Widzimy więc, iż "będąc posłusznym" można także okazać się nieposłusznym. Dzieje się tak wówczas, kiedy uciekamy w posłuszeństwo człowiekowi, by uciec przed posłuszeństwem Bogu. Człowiek odczuwa wolę Boga wobec samego siebie, wezwanie, które wymaga jakichś zmian i zerwania z przeszłością, ze swoją pracą, działalnością ... Nie jest gotów; obawia się powiedzieć "tak", ponieważ nie wie, dokąd go to może poprowadzić. Dlatego zdaje się na decyzje swoich przełożonych, którzy, nieświadomi owej woli Bożej, posyłają go do zwykłych obowiązków i miejsc. On oczywiście powinien był zwrócić się do przełożonych, okazać im posłuszeństwo, lecz przedstawiwszy im wcześniej wolę Boga, jaką odkrył w stosunku do siebie. Ilu świętych nie byłoby świętymi, gdyby nie postępowali w taki właśnie sposób! O ileż uboższy byłby Kościół, gdyby wszyscy w przeszłości ograniczyli się jedynie do posłuszeństwa temu, czego domagali się przełożeni!
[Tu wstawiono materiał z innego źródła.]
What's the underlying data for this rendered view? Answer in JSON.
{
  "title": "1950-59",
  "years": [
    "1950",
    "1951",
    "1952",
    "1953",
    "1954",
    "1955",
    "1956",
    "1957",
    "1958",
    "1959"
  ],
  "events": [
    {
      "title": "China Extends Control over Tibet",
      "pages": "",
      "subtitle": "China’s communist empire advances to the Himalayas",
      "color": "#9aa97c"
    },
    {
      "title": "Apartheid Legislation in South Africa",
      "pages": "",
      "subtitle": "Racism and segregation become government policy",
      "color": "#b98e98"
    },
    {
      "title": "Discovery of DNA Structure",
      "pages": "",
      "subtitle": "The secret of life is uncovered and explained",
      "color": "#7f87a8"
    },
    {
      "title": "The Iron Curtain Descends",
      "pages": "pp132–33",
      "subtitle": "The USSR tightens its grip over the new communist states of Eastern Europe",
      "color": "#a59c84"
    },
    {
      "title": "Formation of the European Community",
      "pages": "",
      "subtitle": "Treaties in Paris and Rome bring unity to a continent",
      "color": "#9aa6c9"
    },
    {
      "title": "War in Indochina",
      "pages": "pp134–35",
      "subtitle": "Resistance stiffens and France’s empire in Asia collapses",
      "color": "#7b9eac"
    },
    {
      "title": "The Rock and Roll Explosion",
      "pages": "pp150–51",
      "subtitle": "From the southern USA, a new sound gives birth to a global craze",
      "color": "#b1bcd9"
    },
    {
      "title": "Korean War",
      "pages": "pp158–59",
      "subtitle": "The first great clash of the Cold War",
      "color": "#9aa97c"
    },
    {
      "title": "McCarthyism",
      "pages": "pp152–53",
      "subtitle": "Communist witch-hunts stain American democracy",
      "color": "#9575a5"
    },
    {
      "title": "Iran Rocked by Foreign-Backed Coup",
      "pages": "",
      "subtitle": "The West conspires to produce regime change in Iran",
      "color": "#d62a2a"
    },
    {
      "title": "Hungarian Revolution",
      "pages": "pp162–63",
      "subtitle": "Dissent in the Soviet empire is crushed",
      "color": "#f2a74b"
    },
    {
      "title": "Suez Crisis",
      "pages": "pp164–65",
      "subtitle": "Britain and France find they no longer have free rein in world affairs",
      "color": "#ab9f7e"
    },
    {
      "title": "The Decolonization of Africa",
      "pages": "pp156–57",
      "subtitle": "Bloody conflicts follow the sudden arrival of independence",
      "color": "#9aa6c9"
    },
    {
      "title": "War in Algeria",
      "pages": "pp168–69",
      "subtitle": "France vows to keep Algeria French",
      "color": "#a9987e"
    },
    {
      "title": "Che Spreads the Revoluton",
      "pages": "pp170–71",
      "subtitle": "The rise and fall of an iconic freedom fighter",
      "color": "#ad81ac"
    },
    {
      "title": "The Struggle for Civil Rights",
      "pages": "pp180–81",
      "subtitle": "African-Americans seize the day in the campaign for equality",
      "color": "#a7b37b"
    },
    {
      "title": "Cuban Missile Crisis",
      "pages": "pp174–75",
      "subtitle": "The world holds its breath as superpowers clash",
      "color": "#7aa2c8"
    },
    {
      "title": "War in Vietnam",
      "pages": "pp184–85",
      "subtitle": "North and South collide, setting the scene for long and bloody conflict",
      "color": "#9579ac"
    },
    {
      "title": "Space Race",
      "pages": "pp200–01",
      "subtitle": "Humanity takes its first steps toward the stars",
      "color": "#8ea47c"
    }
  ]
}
Co robić jednak, kiedy zarysowuje się konflikt posłuszeństwa i przełożeni ziemscy żądają wykonania rzeczy całkowicie odmiennej lub sprzecznej w stosunku do tego, co w twoim przekonaniu nakazuje ci Bóg? Wystarczy zapytać się, co robił w takich chwilach Jezus. On zaakceptował posłuszeństwo zewnętrzne i poddał się ludziom, ale czyniąc to nie sprzeniewierzył się, lecz wypełnił posłuszeństwo względem Ojca. Właśnie tego bowiem oczekiwał od niego Ojciec.

Nieświadomie i bezwiednie, nieraz w dobrej wierze, kiedy indziej nie - jak w przypadku Kajfasza, Piłata czy tłumów - ludzie stają się narzędziami Boga, aby mogła spełnić się Jego, a nie ich wola. W rzeczy samej, także i ta reguła nie jest absolutna; Bóg w swej woli i wolności może wymagać od człowieka - jak to się zdarzyło w przypadku Piotra, który miał do czynienia z nakazem sanhedrynu - większego posłuszeństwa Jemu niż ludziom (Dz 4, 19-20).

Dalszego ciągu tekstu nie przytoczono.